悲しいことに精米歩合の小さい日本酒は値段が高い場合が多いです。
お米を削れば削るほど労力も時間もかかります。
お米が削られ小さくなるほど、つくることができる日本酒の量は少なくなります。
どの酒蔵さんも精米歩合の小さい日本酒は高い値段で売らざるを得ないのです。
2.4 アルコール度数、日本酒度など
「アルコール度数」は日本酒に含まれるアルコールの割合になります。
この数値が大きいほどビリビリと刺激的な味わいになりやすいです。
上の写真にはありませんが、「日本酒度」という甘辛を表す数値も記載されていることもあります。
マイナス、プラスで表しますがマイナスほど甘い、プラスほど辛いのが一般的です。
ごく稀ですが「酸度」という言葉が載っていることがありますが、文字通り数字が大きいほど酸味が感じられます。
2.5 その他
黒枠以外の部分にはそれぞれの酒蔵さんからのメッセージが書いてあったりします。
写真のラベルからは地元のお米を使って丁寧につくった日本酒であることが読み取れます。
いかにもおいしそうですよね!
表のラベルのカッコよさや裏のメッセージを読み直観で購入することを「ジャケ買い」と個人的に呼んでいますが(ジャケット買い、略してジャケ買い)、」意外とおいしいお酒に出会えることが多いです!!
3 普通酒?純米酒?名称による違い
写真の表ラベルには「純米 火入」と書いてあります。
純米は純米酒であることを指しています。
他に普通酒という名称もありますがどのように違うのでしょうか。
3.1 普通酒とは
米、米こうじ、水及びアルコールを原料とした清酒、もしくは米、米こうじ、水、アルコール、糖類、有機酸及びアミノ酸塩などを原料とした清酒です。
米、米こうじ、水及びアルコール以外は原料とせず、使うアルコールが醸造アルコールで、使用量が一定条件を満たす場合や、精米歩合の違いによっては本醸造、吟醸酒と別の名称で表記することが可能です。
3.2 純米酒とは
米、米こうじ、水のみを原料とした清酒を指します。
普通酒と同じく、精米歩合に違いで名称を変えることが可能です。
普通酒との違いはアルコールが原料に入っているか否かですが、そもそも日本酒ってお酒だからアルコールが含まれていて当然ですよね。
どういうこと?と思われる方もいるかもしれませんが、簡単に言うと発酵の過程でつくられたアルコールか後から入れたものという違い。
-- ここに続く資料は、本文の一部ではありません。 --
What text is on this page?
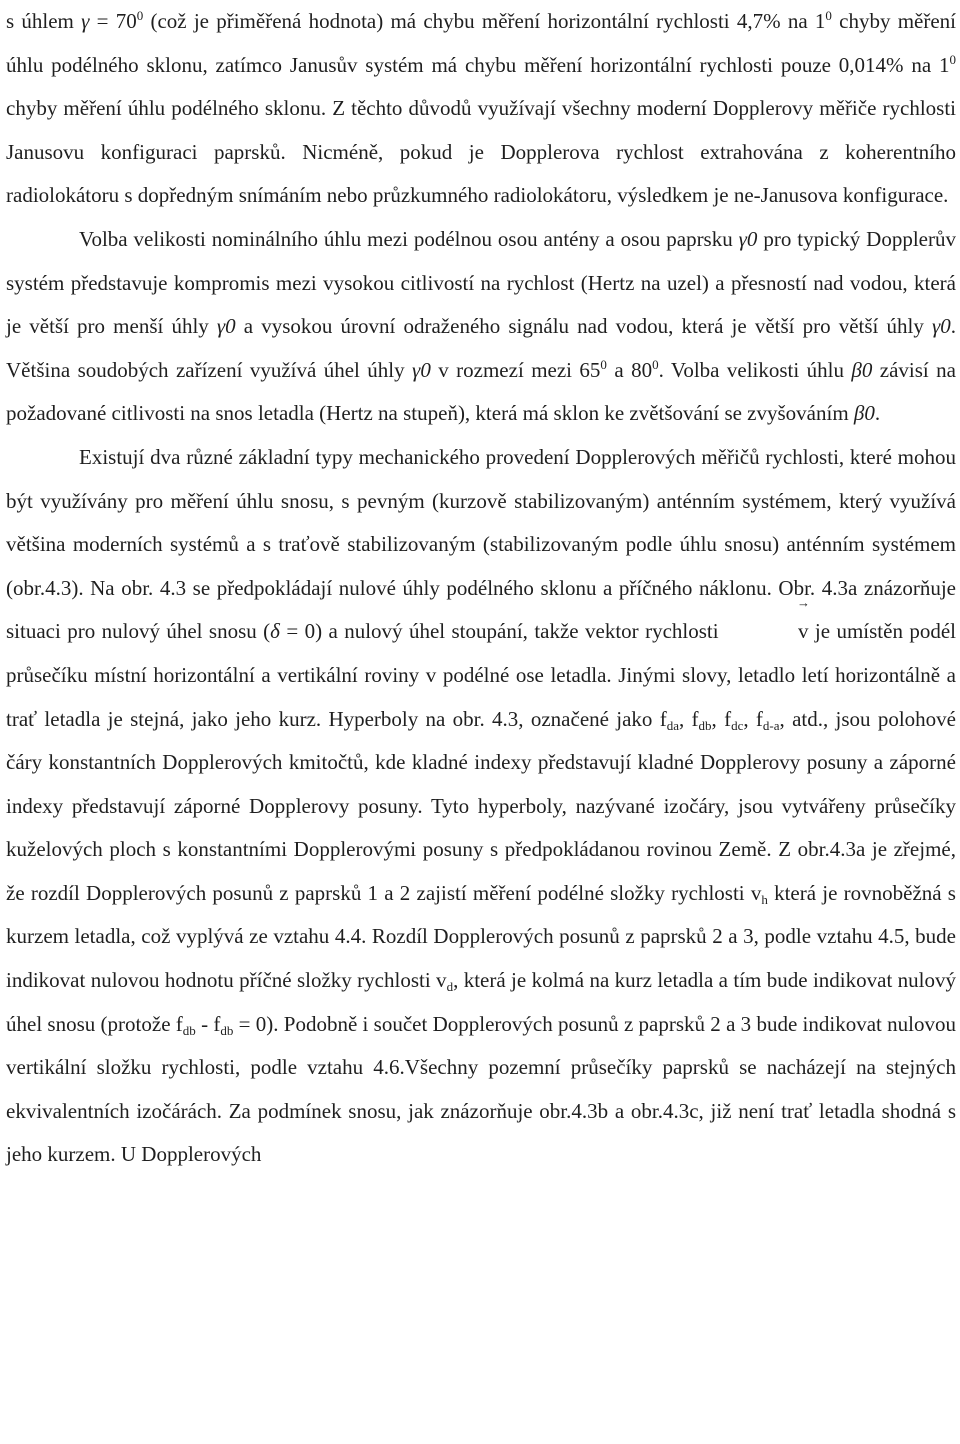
s úhlem $\gamma = 70^0$ (což je přiměřená hodnota) má chybu měření horizontální rychlosti 4,7% na $1^0$ chyby měření úhlu podélného sklonu, zatímco Janusův systém má chybu měření horizontální rychlosti pouze 0,014% na $1^0$ chyby měření úhlu podélného sklonu. Z těchto důvodů využívají všechny moderní Dopplerovy měřiče rychlosti Janusovu konfiguraci paprsků. Nicméně, pokud je Dopplerova rychlost extrahována z koherentního radiolokátoru s dopředným snímáním nebo průzkumného radiolokátoru, výsledkem je ne-Janusova konfigurace.

Volba velikosti nominálního úhlu mezi podélnou osou antény a osou paprsku γ0 pro typický Dopplerův systém představuje kompromis mezi vysokou citlivostí na rychlost (Hertz na uzel) a přesností nad vodou, která je větší pro menší úhly γ0 a vysokou úrovní odraženého signálu nad vodou, která je větší pro větší úhly γ0. Většina soudobých zařízení využívá úhel úhly γ0 v rozmezí mezi $65^0$ a $80^0$. Volba velikosti úhlu β0 závisí na požadované citlivosti na snos letadla (Hertz na stupeň), která má sklon ke zvětšování se zvyšováním β0.

Existují dva různé základní typy mechanického provedení Dopplerových měřičů rychlosti, které mohou být využívány pro měření úhlu snosu, s pevným (kurzově stabilizovaným) anténním systémem, který využívá většina moderních systémů a s traťově stabilizovaným (stabilizovaným podle úhlu snosu) anténním systémem (obr.4.3). Na obr. 4.3 se předpokládají nulové úhly podélného sklonu a příčného náklonu. Obr. 4.3a znázorňuje situaci pro nulový úhel snosu (δ = 0) a nulový úhel stoupání, takže vektor rychlosti →	v je umístěn podél průsečíku místní horizontální a vertikální roviny v podélné ose letadla. Jinými slovy, letadlo letí horizontálně a trať letadla je stejná, jako jeho kurz. Hyperboly na obr. 4.3, označené jako $f_{da}$, $f_{db}$, $f_{dc}$, $f_{d-a}$, atd., jsou polohové čáry konstantních Dopplerových kmitočtů, kde kladné indexy představují kladné Dopplerovy posuny a záporné indexy představují záporné Dopplerovy posuny. Tyto hyperboly, nazývané izočáry, jsou vytvářeny průsečíky kuželových ploch s konstantními Dopplerovými posuny s předpokládanou rovinou Země. Z obr.4.3a je zřejmé, že rozdíl Dopplerových posunů z paprsků 1 a 2 zajistí měření podélné složky rychlosti $v_h$ která je rovnoběžná s kurzem letadla, což vyplývá ze vztahu 4.4. Rozdíl Dopplerových posunů z paprsků 2 a 3, podle vztahu 4.5, bude indikovat nulovou hodnotu příčné složky rychlosti $v_d$, která je kolmá na kurz letadla a tím bude indikovat nulový úhel snosu (protože $f_{db} - f_{db} = 0$). Podobně i součet Dopplerových posunů z paprsků 2 a 3 bude indikovat nulovou vertikální složku rychlosti, podle vztahu 4.6.Všechny pozemní průsečíky paprsků se nacházejí na stejných ekvivalentních izočárách. Za podmínek snosu, jak znázorňuje obr.4.3b a obr.4.3c, již není trať letadla shodná s jeho kurzem. U Dopplerových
わかりづらいかと思いますが、複雑な内容となるので別記事で語らせていただきます。
4 日本酒を買って呑んでみよう
ここまでお付き合いありがとうございます。
皆様のお酒選びに少しでもお役に立てたら幸いです。
今回の記事だけでは日本酒選びに自信が持てない方も多いと思います。
そのようなときは、地酒専門店に行きますと知識豊富な店員さんにお任せするのも良いですね。
専門店なんて言いますと身構えてしまうかもしれませんが、そこは接客と日本酒のプロ、押し売りなどせず、お客様に合わせていろいろ薦めてくれます。
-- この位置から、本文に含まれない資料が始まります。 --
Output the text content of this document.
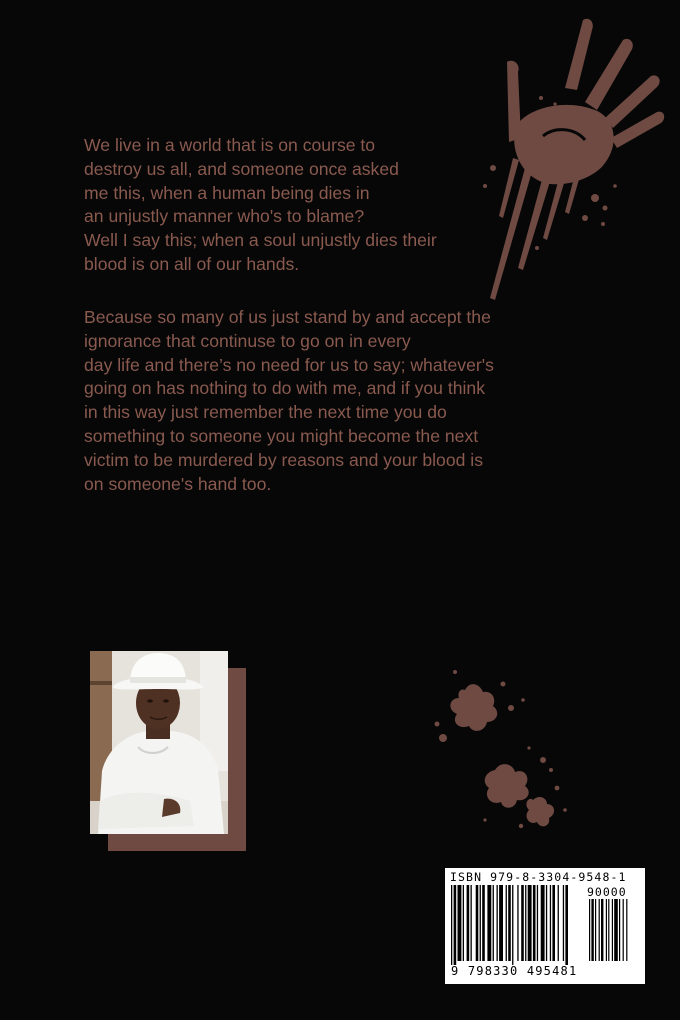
We live in a world that is on course to
destroy us all, and someone once asked
me this, when a human being dies in
an unjustly manner who's to blame?
Well I say this; when a soul unjustly dies their
blood is on all of our hands.

Because so many of us just stand by and accept the
ignorance that continuse to go on in every
day life and there’s no need for us to say; whatever's
going on has nothing to do with me, and if you think
in this way just remember the next time you do
something to someone you might become the next
victim to be murdered by reasons and your blood is
on someone's hand too.

ISBN 979-8-3304-9548-1
90000
9 798330 495481
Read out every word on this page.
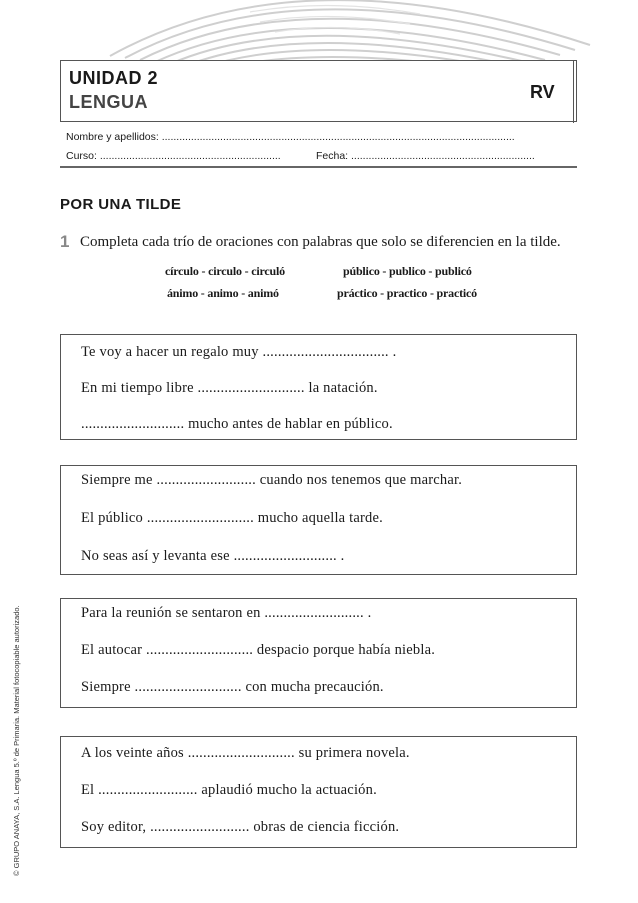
UNIDAD 2
LENGUA	RV
Nombre y apellidos: .........................................................................................................................
Curso: ..............................................................	Fecha: ...............................................................
POR UNA TILDE
1 Completa cada trío de oraciones con palabras que solo se diferencien en la tilde.
círculo - circulo - circuló	público - publico - publicó
ánimo - animo - animó	práctico - practico - practicó
Te voy a hacer un regalo muy ................................. .
En mi tiempo libre ............................ la natación.
........................... mucho antes de hablar en público.
Siempre me .......................... cuando nos tenemos que marchar.
El público ............................ mucho aquella tarde.
No seas así y levanta ese ........................... .
Para la reunión se sentaron en .......................... .
El autocar ............................ despacio porque había niebla.
Siempre ............................ con mucha precaución.
A los veinte años ............................ su primera novela.
El .......................... aplaudió mucho la actuación.
Soy editor, .......................... obras de ciencia ficción.
© GRUPO ANAYA, S.A. Lengua 5.º de Primaria. Material fotocopiable autorizado.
ここで1つだけ頭の片隅にでも残していただきたいことがあります。
ラベルの情報を参考にしようと言いましたが、最も大事なのは日本酒をおいしく楽しむということ。
「このお酒は日本酒度がプラスだから辛いのか。甘いお酒が好きだからやめておこう」、「お米は五百万石だから淡麗だな。雄町のように芳醇でないと合わない」
と情報ばかり気にしていると良酒との出会いを逃してしまいます。
日本酒度がプラスでも甘い日本酒、五百万石を使用しても濃い口。
不思議なことにそんな日本酒もあります。
それは酒蔵さんの技術や創意工夫の賜物ですね。
そこが日本酒の奥深いところ。
そんな面白い日本酒を今後紹介していきます。
懐事情は豊かではないので一升瓶で1500円~3000円のものが中心です。